/GS-PoplarTree-ML

A convolutional neural network (CNN) model to predict the poplar tree phenotype from the genotype data.

Primary LanguageJupyter Notebook

GS-PoplarTree-ML

Learning to build a deep learning model based on the data of poplar tree genotypes, then to predict the phenotypes for them by building a Convolutional Neural Network(CNN) model; also to provide visualization of the prediction results.

About poplar data

  • Five traits: "Jmax25", "Rdlight25", "Resistwp25", "WUEref" and "Av_Diameter_mm";
  • Three thresholds: "1e-05", "1e-04" and "0.001".

Procedures

Pipeline

  • Firstly, we start with selecting one trait from the Poplar datasets, because we want to illustrate the general idea of building this model;
  • Step by step, we read the selected data, prepare the data, build the CNN model and train the model, make prediction, and visualize the results;
  • Then, we move to and work on the whole dataset, which contains 5 traits and 3 p-values.
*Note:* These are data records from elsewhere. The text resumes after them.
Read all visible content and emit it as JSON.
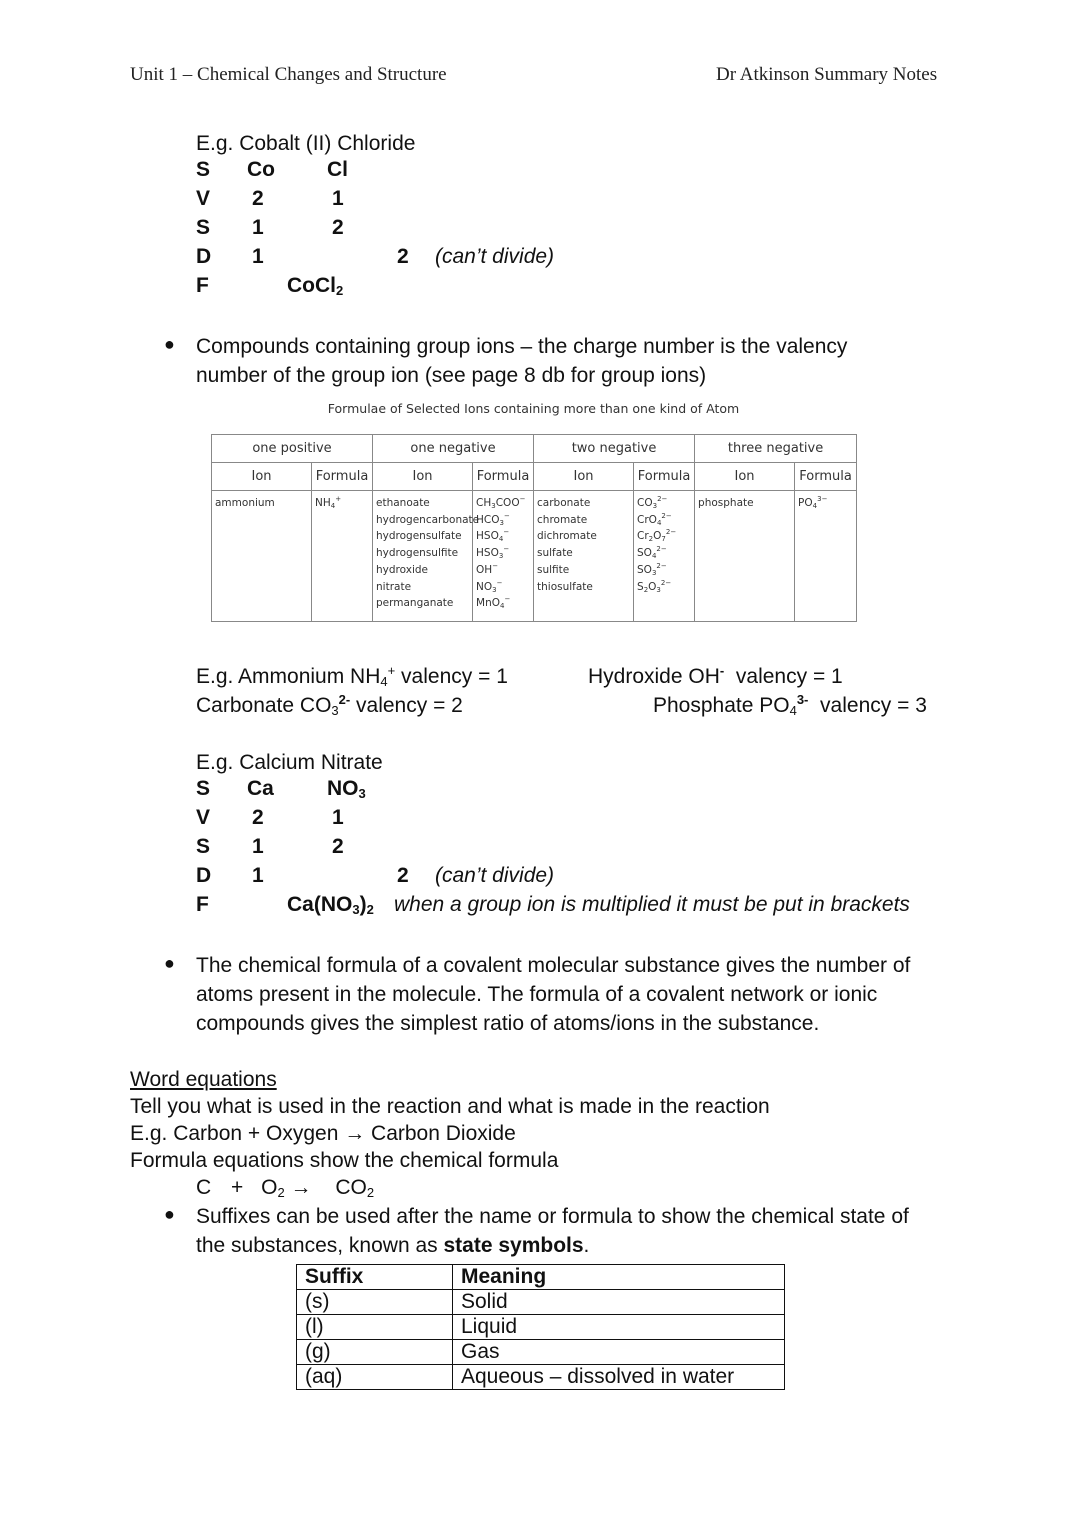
{
  "header": {
    "left": "Unit 1 – Chemical Changes and Structure",
    "right": "Dr Atkinson Summary Notes"
  },
  "example1": {
    "title": "E.g. Cobalt (II) Chloride",
    "rows": [
      {
        "letter": "S",
        "a": "Co",
        "b": "Cl"
      },
      {
        "letter": "V",
        "a": "2",
        "b": "1"
      },
      {
        "letter": "S",
        "a": "1",
        "b": "2"
      },
      {
        "letter": "D",
        "a": "1",
        "c": "2",
        "note": "(can’t divide)"
      },
      {
        "letter": "F",
        "formula": "CoCl",
        "formula_sub": "2"
      }
    ]
  },
  "bullet1": {
    "line1": "Compounds containing group ions – the charge number is the valency",
    "line2": "number of the group ion (see page 8 db for group ions)"
  },
  "ion_table": {
    "title": "Formulae of Selected Ions containing more than one kind of Atom",
    "groups": [
      "one positive",
      "one negative",
      "two negative",
      "three negative"
    ],
    "col_ion": "Ion",
    "col_formula": "Formula",
    "one_positive": [
      {
        "ion": "ammonium",
        "base": "NH",
        "sub": "4",
        "charge": "+"
      }
    ],
    "one_negative": [
      {
        "ion": "ethanoate",
        "base": "CH",
        "sub": "3",
        "tail": "COO",
        "charge": "−"
      },
      {
        "ion": "hydrogencarbonate",
        "base": "HCO",
        "sub": "3",
        "charge": "−"
      },
      {
        "ion": "hydrogensulfate",
        "base": "HSO",
        "sub": "4",
        "charge": "−"
      },
      {
        "ion": "hydrogensulfite",
        "base": "HSO",
        "sub": "3",
        "charge": "−"
      },
      {
        "ion": "hydroxide",
        "base": "OH",
        "sub": "",
        "charge": "−"
      },
      {
        "ion": "nitrate",
        "base": "NO",
        "sub": "3",
        "charge": "−"
      },
      {
        "ion": "permanganate",
        "base": "MnO",
        "sub": "4",
        "charge": "−"
      }
    ],
    "two_negative": [
      {
        "ion": "carbonate",
        "base": "CO",
        "sub": "3",
        "charge": "2−"
      },
      {
        "ion": "chromate",
        "base": "CrO",
        "sub": "4",
        "charge": "2−"
      },
      {
        "ion": "dichromate",
        "base": "Cr",
        "sub": "2",
        "tail": "O",
        "sub2": "7",
        "charge": "2−"
      },
      {
        "ion": "sulfate",
        "base": "SO",
        "sub": "4",
        "charge": "2−"
      },
      {
        "ion": "sulfite",
        "base": "SO",
        "sub": "3",
        "charge": "2−"
      },
      {
        "ion": "thiosulfate",
        "base": "S",
        "sub": "2",
        "tail": "O",
        "sub2": "3",
        "charge": "2−"
      }
    ],
    "three_negative": [
      {
        "ion": "phosphate",
        "base": "PO",
        "sub": "4",
        "charge": "3−"
      }
    ]
  },
  "valency_examples": {
    "ammonium": {
      "pre": "E.g. Ammonium NH",
      "sub": "4",
      "sup": "+",
      "post": " valency = 1"
    },
    "hydroxide": {
      "pre": "Hydroxide OH",
      "sup": "-",
      "post": "  valency = 1"
    },
    "carbonate": {
      "pre": "Carbonate CO",
      "sub": "3",
      "sup": "2-",
      "post": " valency = 2"
    },
    "phosphate": {
      "pre": "Phosphate PO",
      "sub": "4",
      "sup": "3-",
      "post": "  valency = 3"
    }
  },
  "example2": {
    "title": "E.g. Calcium Nitrate",
    "rows": [
      {
        "letter": "S",
        "a": "Ca",
        "b": "NO",
        "b_sub": "3"
      },
      {
        "letter": "V",
        "a": "2",
        "b": "1"
      },
      {
        "letter": "S",
        "a": "1",
        "b": "2"
      },
      {
        "letter": "D",
        "a": "1",
        "c": "2",
        "note": "(can’t divide)"
      },
      {
        "letter": "F",
        "formula": "Ca(NO",
        "formula_sub": "3",
        "formula_close": ")",
        "formula_sub2": "2",
        "note": "when a group ion is multiplied it must be put in brackets"
      }
    ]
  },
  "bullet2": {
    "line1": "The chemical formula of a covalent molecular substance gives the number of",
    "line2": "atoms present in the molecule. The formula of a covalent network or ionic",
    "line3": "compounds gives the simplest ratio of atoms/ions in the substance."
  },
  "word_equations": {
    "heading": "Word equations",
    "line1": "Tell you what is used in the reaction and what is made in the reaction",
    "line2": "E.g. Carbon + Oxygen → Carbon Dioxide",
    "line3": "Formula equations show the chemical formula",
    "eq": {
      "c": "C",
      "plus": "+",
      "o2": "O",
      "o2_sub": "2",
      "arrow": "→",
      "co2": "CO",
      "co2_sub": "2"
    }
  },
  "bullet3": {
    "line1": "Suffixes can be used after the name or formula to show the chemical state of",
    "line2_pre": "the substances, known as ",
    "line2_bold": "state symbols",
    "line2_post": "."
  },
  "state_table": {
    "headers": [
      "Suffix",
      "Meaning"
    ],
    "rows": [
      [
        "(s)",
        "Solid"
      ],
      [
        "(l)",
        "Liquid"
      ],
      [
        "(g)",
        "Gas"
      ],
      [
        "(aq)",
        "Aqueous – dissolved in water"
      ]
    ]
  }
}
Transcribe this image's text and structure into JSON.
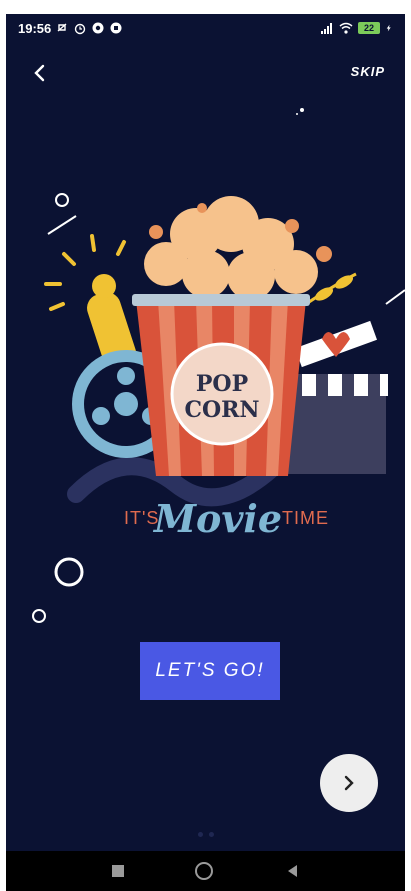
{
  "status_bar": {
    "time": "19:56",
    "battery": "22"
  },
  "top_bar": {
    "skip_label": "SKIP"
  },
  "illustration": {
    "popcorn_line1": "POP",
    "popcorn_line2": "CORN",
    "tagline_prefix": "IT'S",
    "tagline_script": "Movie",
    "tagline_suffix": "TIME"
  },
  "cta": {
    "label": "LET'S GO!"
  },
  "colors": {
    "background": "#0b1233",
    "accent": "#4a58e4",
    "popcorn_red": "#d9533a",
    "popcorn_cream": "#f6c28c",
    "reel_blue": "#7fb6d3",
    "trophy_yellow": "#f0c233"
  },
  "icons": [
    "back-chevron-icon",
    "next-chevron-icon",
    "wifi-icon",
    "signal-icon",
    "alarm-icon"
  ]
}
We apply the model to each traits and compare the results of the traits. Results are visualized, too;
  • In addition, we apply another model to the whole dataset and visualize the new results;
  • Compare the results between two different models;
  • Conlude and discuss.

Results

  • Please see results for details. Examples: Prediction MSE&R loss_CNN_RF_1E-4 ValLoss_CNN_RF_1E-3

Conclusions

  • The performance on 'Rdilight25' datasets is competently well overall;
  • The smaller the p-value, the stronger stability of the model, and the better the relative comprehensive performance.

Discussions

  • The possible reason for the limitation of the model is that the dataset is not sufficiently large.
  • Models like Linear Regression could also be applied to this problem.

Notes

  • Using the model fitting measure to calculate the loss instead of accuracy.
  • The objective function is to reduce the Mean Square Error (MSE) as much as possible.